- Born: May 1, 1948 Yemen
- Died: August 12, 2017 (aged 69)
- Occupation: Imam
- Known for: Alleged financing of terrorism

= Mohammed Ali Hassan Al-Moayad =

Sheik Mohammed Ali Hassan Al-Moayad (محمد علي حسن المؤيد; May 1, 1948 – August 12, 2017) was a Yemeni cleric who was convicted in 2005 on U.S. federal charges of conspiring to provide material support and resources to Hamas and Al-Qaeda. His conviction was overturned in the Court of Appeals in 2008. He then pleaded guilty to conspiring to raise money for Hamas, was sentenced to time served, and deported to Yemen. Prior to his arrest, he was the imam of the main mosque in Sanaa and a high-ranking member of Yemen's opposition Al-Islah party.

Al-Moayad claims that he was Osama bin Laden's spiritual advisor in the 1980s, but he says that their relationship ended after the Soviets withdrew from Afghanistan. Bin Laden reportedly issued a fatwa calling for al-Moayad's death after the cleric publicly criticized him.

In 2003, Al-Moayad traveled to Germany to meet a Federal Bureau of Investigation (FBI) informant, Mohamed Alanssi, and an FBI undercover agent posing as a wealthy former Black Panther. The FBI video-recorded al-Moayad at a Frankfurt hotel promising to funnel over $2 million to Hamas. He was then arrested by German police at the request of the FBI. Al-Moayad's assistant Mohammed Mohsen Yahya Zayed was also arrested. They appealed to the Federal Constitutional Court of Germany against extradition. This appeal was rejected, as the court found that the U.S. had given Germany assurances that the suspects would not face a military court or any other special tribunal. They were therefore turned over to U.S. custody, and taken to New York City to face trial. It was decided to try them at the U.S. District Court in Brooklyn, because al-Moayad was alleged to have done some of his fundraising at a Brooklyn mosque. At the time of the arrests, John Ashcroft said that al-Moayad had admitted to funding Osama bin Laden with $20 million prior to the September 11 attacks.

In 2005, al-Moayad was convicted along with Zayed of various counts of providing material support to Al Qaeda and Hamas. The judge in the case was Sterling Johnson Jr. During the trial, Mohammed Alanssi, one of the FBI informants in Germany, served as a hostile witness to the defense. The trial proceedings included viewing of the incriminating tape made by the informants.

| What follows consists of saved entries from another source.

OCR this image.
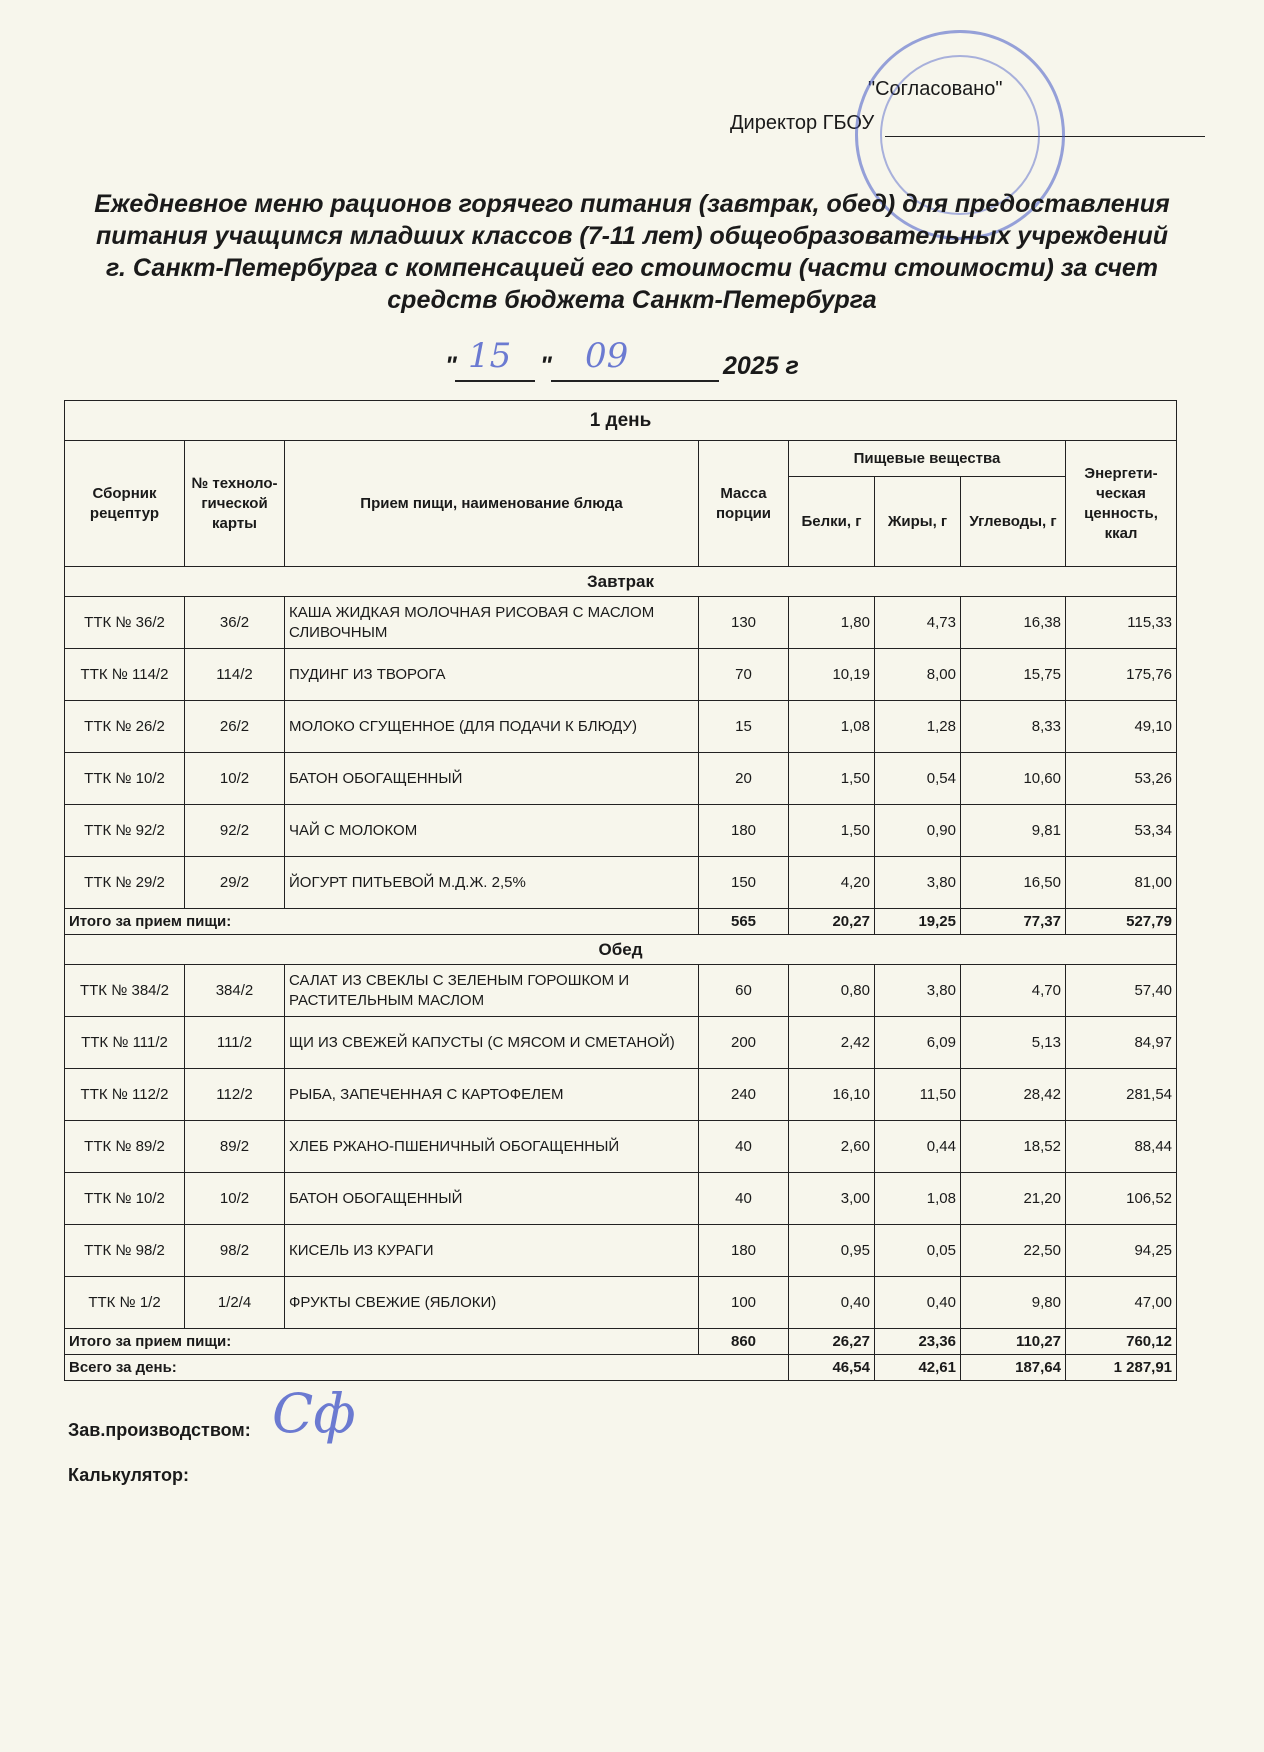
"Согласовано"
Директор ГБОУ
Ежедневное меню рационов горячего питания (завтрак, обед) для предоставления
питания учащимся младших классов (7-11 лет) общеобразовательных учреждений
г. Санкт-Петербурга с компенсацией его стоимости (части стоимости) за счет
средств бюджета Санкт-Петербурга
"	"	2025 г
15 09
1 день							
Сборник рецептур	№ техноло-гической карты	Прием пищи, наименование блюда	Масса порции	Пищевые вещества			Энергети-ческая ценность, ккал
				Белки, г	Жиры, г	Углеводы, г	
Завтрак							
ТТК № 36/2	36/2	КАША ЖИДКАЯ МОЛОЧНАЯ РИСОВАЯ С МАСЛОМ СЛИВОЧНЫМ	130	1,80	4,73	16,38	115,33
ТТК № 114/2	114/2	ПУДИНГ ИЗ ТВОРОГА	70	10,19	8,00	15,75	175,76
ТТК № 26/2	26/2	МОЛОКО СГУЩЕННОЕ (ДЛЯ ПОДАЧИ К БЛЮДУ)	15	1,08	1,28	8,33	49,10
ТТК № 10/2	10/2	БАТОН ОБОГАЩЕННЫЙ	20	1,50	0,54	10,60	53,26
ТТК № 92/2	92/2	ЧАЙ С МОЛОКОМ	180	1,50	0,90	9,81	53,34
ТТК № 29/2	29/2	ЙОГУРТ ПИТЬЕВОЙ М.Д.Ж. 2,5%	150	4,20	3,80	16,50	81,00
Итого за прием пищи:			565	20,27	19,25	77,37	527,79
Обед							
ТТК № 384/2	384/2	САЛАТ ИЗ СВЕКЛЫ С ЗЕЛЕНЫМ ГОРОШКОМ И РАСТИТЕЛЬНЫМ МАСЛОМ	60	0,80	3,80	4,70	57,40
ТТК № 111/2	111/2	ЩИ ИЗ СВЕЖЕЙ КАПУСТЫ (С МЯСОМ И СМЕТАНОЙ)	200	2,42	6,09	5,13	84,97
ТТК № 112/2	112/2	РЫБА, ЗАПЕЧЕННАЯ С КАРТОФЕЛЕМ	240	16,10	11,50	28,42	281,54
ТТК № 89/2	89/2	ХЛЕБ РЖАНО-ПШЕНИЧНЫЙ ОБОГАЩЕННЫЙ	40	2,60	0,44	18,52	88,44
ТТК № 10/2	10/2	БАТОН ОБОГАЩЕННЫЙ	40	3,00	1,08	21,20	106,52
ТТК № 98/2	98/2	КИСЕЛЬ ИЗ КУРАГИ	180	0,95	0,05	22,50	94,25
ТТК № 1/2	1/2/4	ФРУКТЫ СВЕЖИЕ (ЯБЛОКИ)	100	0,40	0,40	9,80	47,00
Итого за прием пищи:			860	26,27	23,36	110,27	760,12
Всего за день:				46,54	42,61	187,64	1 287,91
Зав.производством: Сф
Калькулятор:
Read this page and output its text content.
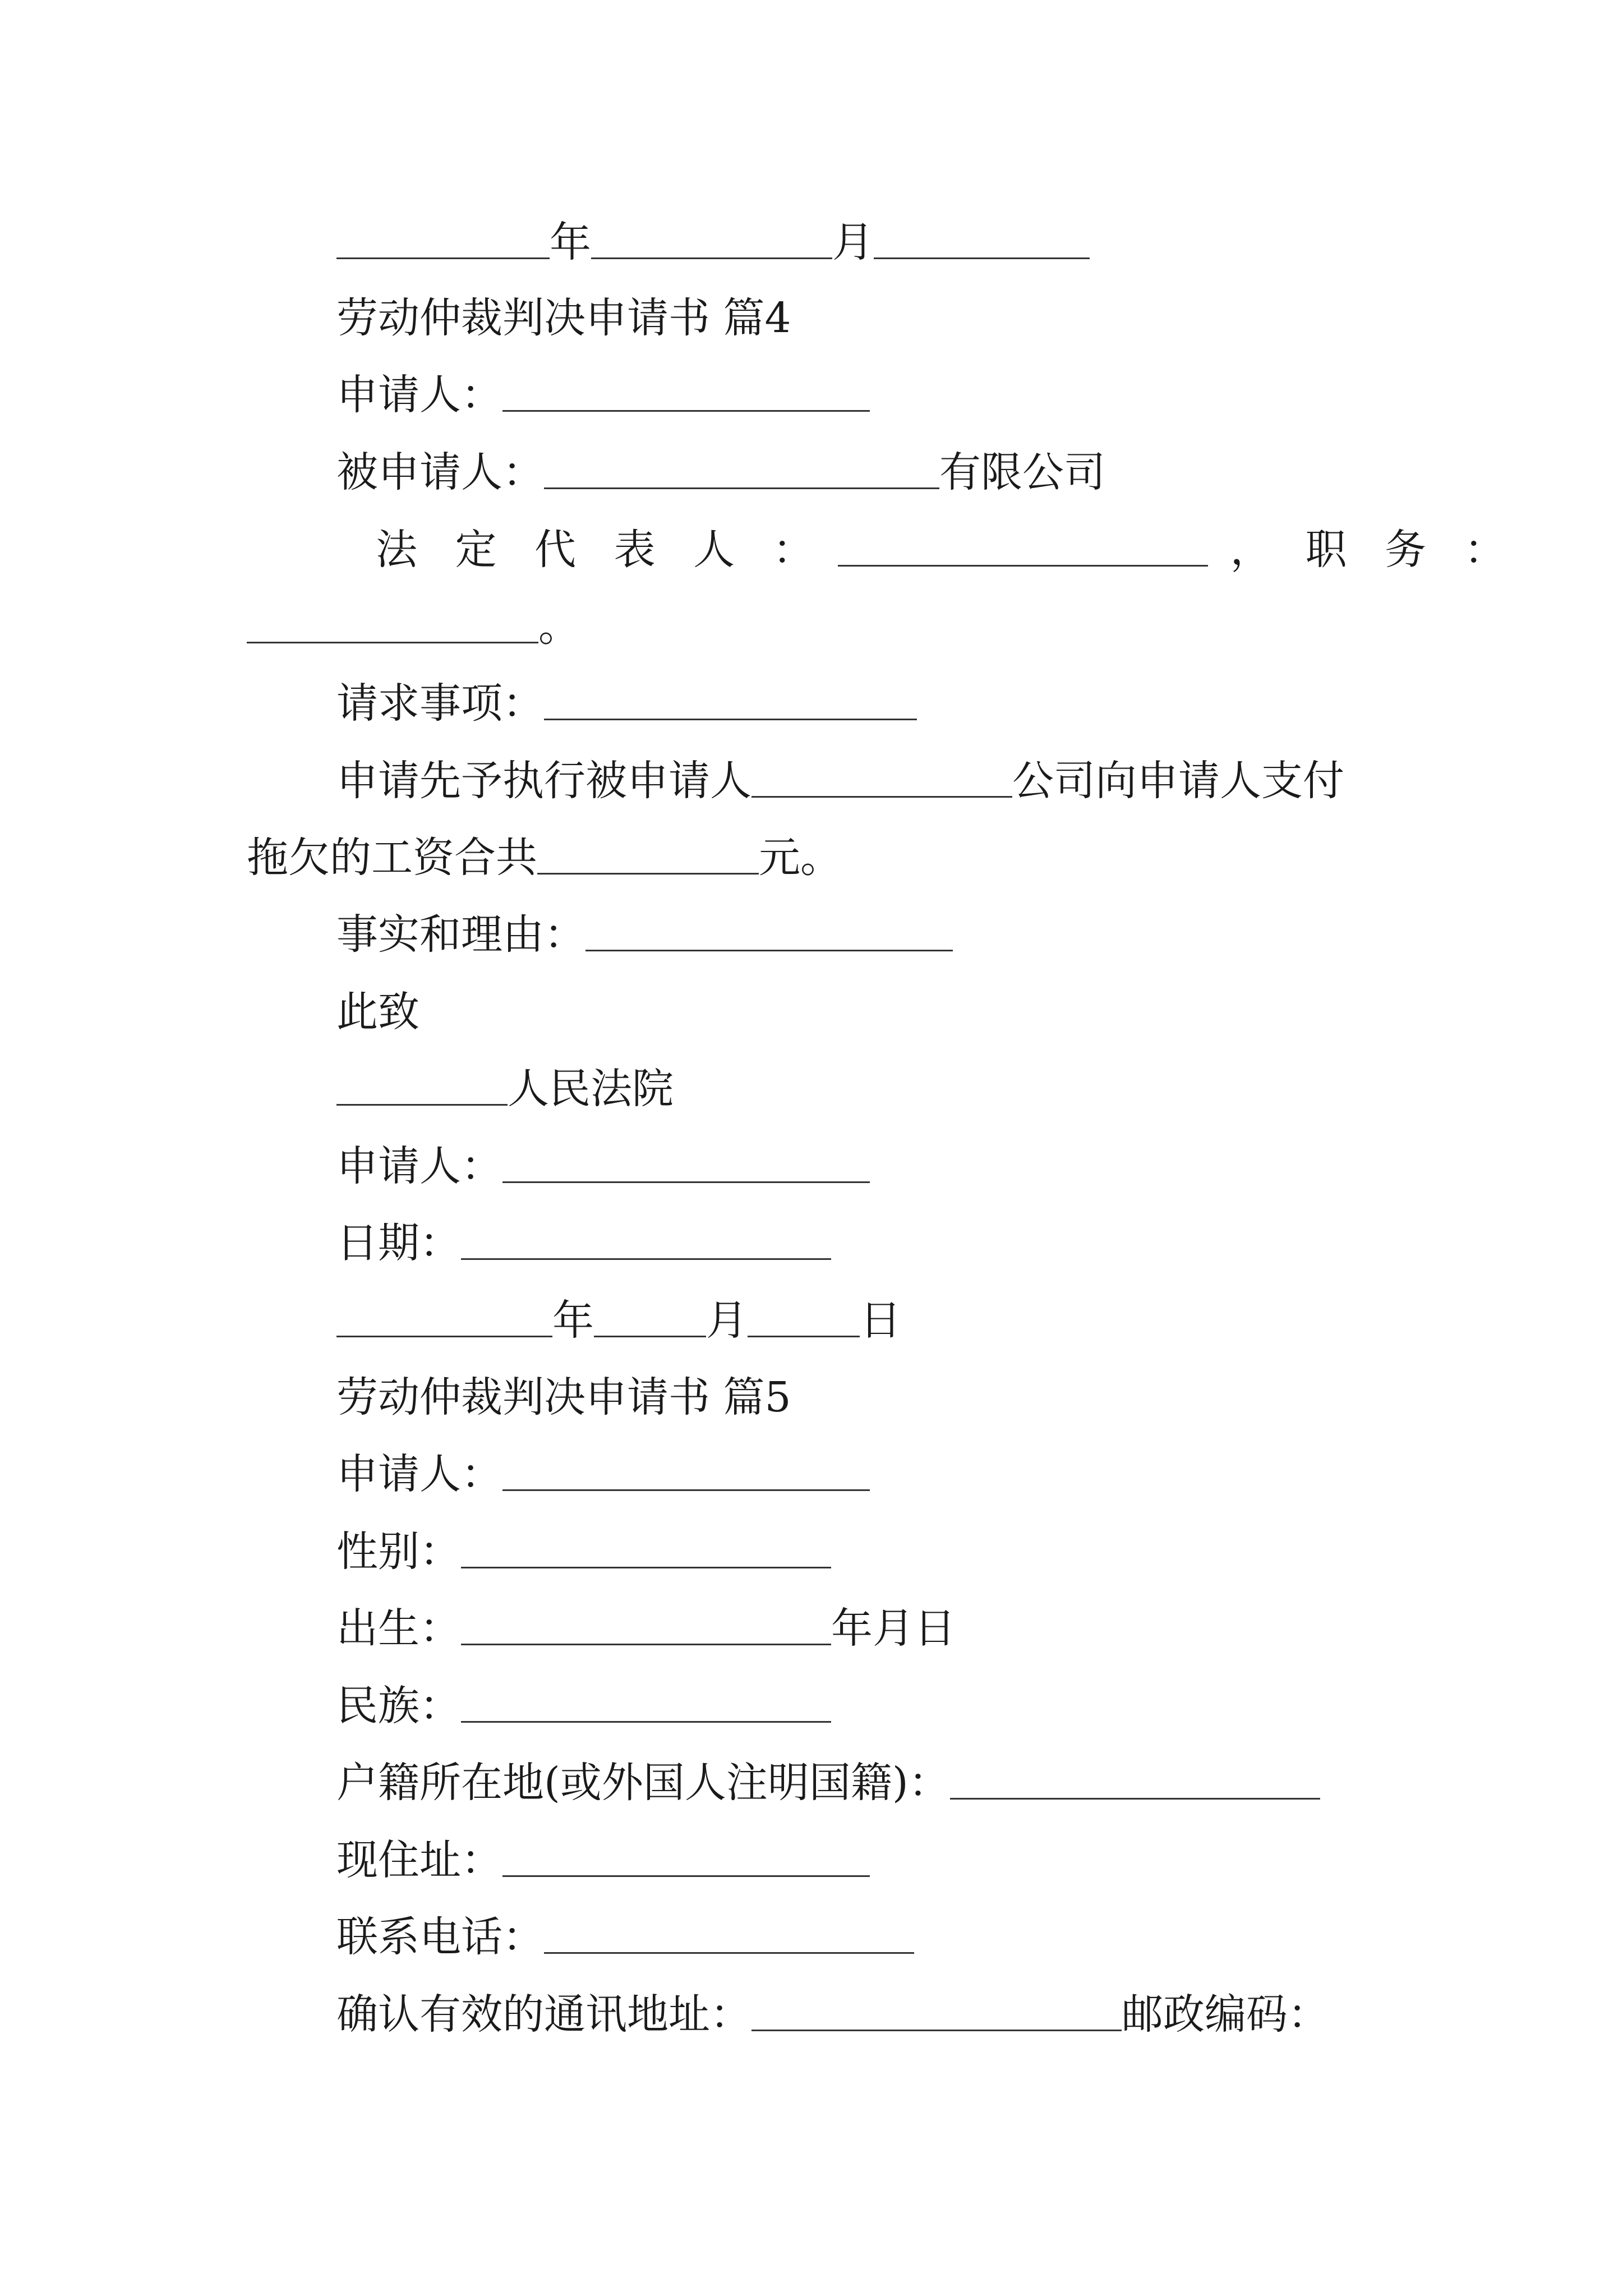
年	月
劳动仲裁判决申请书 篇4
申请人：
被申请人：	有限公司
法 定 代 表 人 ：	， 职 务 ：
。
请求事项：
申请先予执行被申请人	公司向申请人支付
拖欠的工资合共	元。
事实和理由：
此致
人民法院
申请人：
日期：
年	月	日
劳动仲裁判决申请书 篇5
申请人：
性别：
出生：	年月日
民族：
户籍所在地(或外国人注明国籍)：
现住址：
联系电话：
确认有效的通讯地址：	邮政编码：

The prosecution also presented testimony by a survivor of a 2002 bus suicide bombing in Tel Aviv. The prosecution said that this testimony was intended to show the jury that Hamas is a terrorist organization, even though the defense did not contest this. In addition, the prosecution was allowed to present testimony from Yahya Goba, a member of the Buffalo Six, despite defense objections. Goba gave testimony as to the significance of al-Moayad's name appearing on an Al-Qaeda training camp form as recommending the applicant. The form was found in Afghanistan by U.S. soldiers. Goba also described the camp's training in explosives and weapons and the visits by bin Laden. He summarized a speech bin Laden gave which talked about the importance of "performing jihad."

Judge Johnson called the video-recording "chilling," and said that al-Moayad "did provide material support, money, weapons and recruits to Hamas and al Qaeda." Al-Moayad received a 75-year sentence (15 years for each of 5 counts) and a $1.25 million fine. The conviction was hailed as a significant blow to al-Qaeda by the Bush Administration.

In October 2008, the Court of Appeals overturned the conviction, ruling that the jury had been prejudiced by inflammatory testimony about unrelated terrorism links. Specifically, the testimony of both Goba and the victim of the Palestinian attack in Tel Aviv was deemed inadmissible. The 68-page ruling was written by Circuit Judge Barrington Daniels Parker Jr. The case was turned back to the District Court, along with an unusual stipulation that the retrial must have a different judge.

In 2009, al-Moayad pleaded guilty to one count of conspiring to raise money for Hamas. He was sentenced to time served and was deported. He arrived in Yemen in August with Zayed, where they were greeted by thousands of supporters. That same day they were congratulated in person by then-President Ali Abdullah Saleh.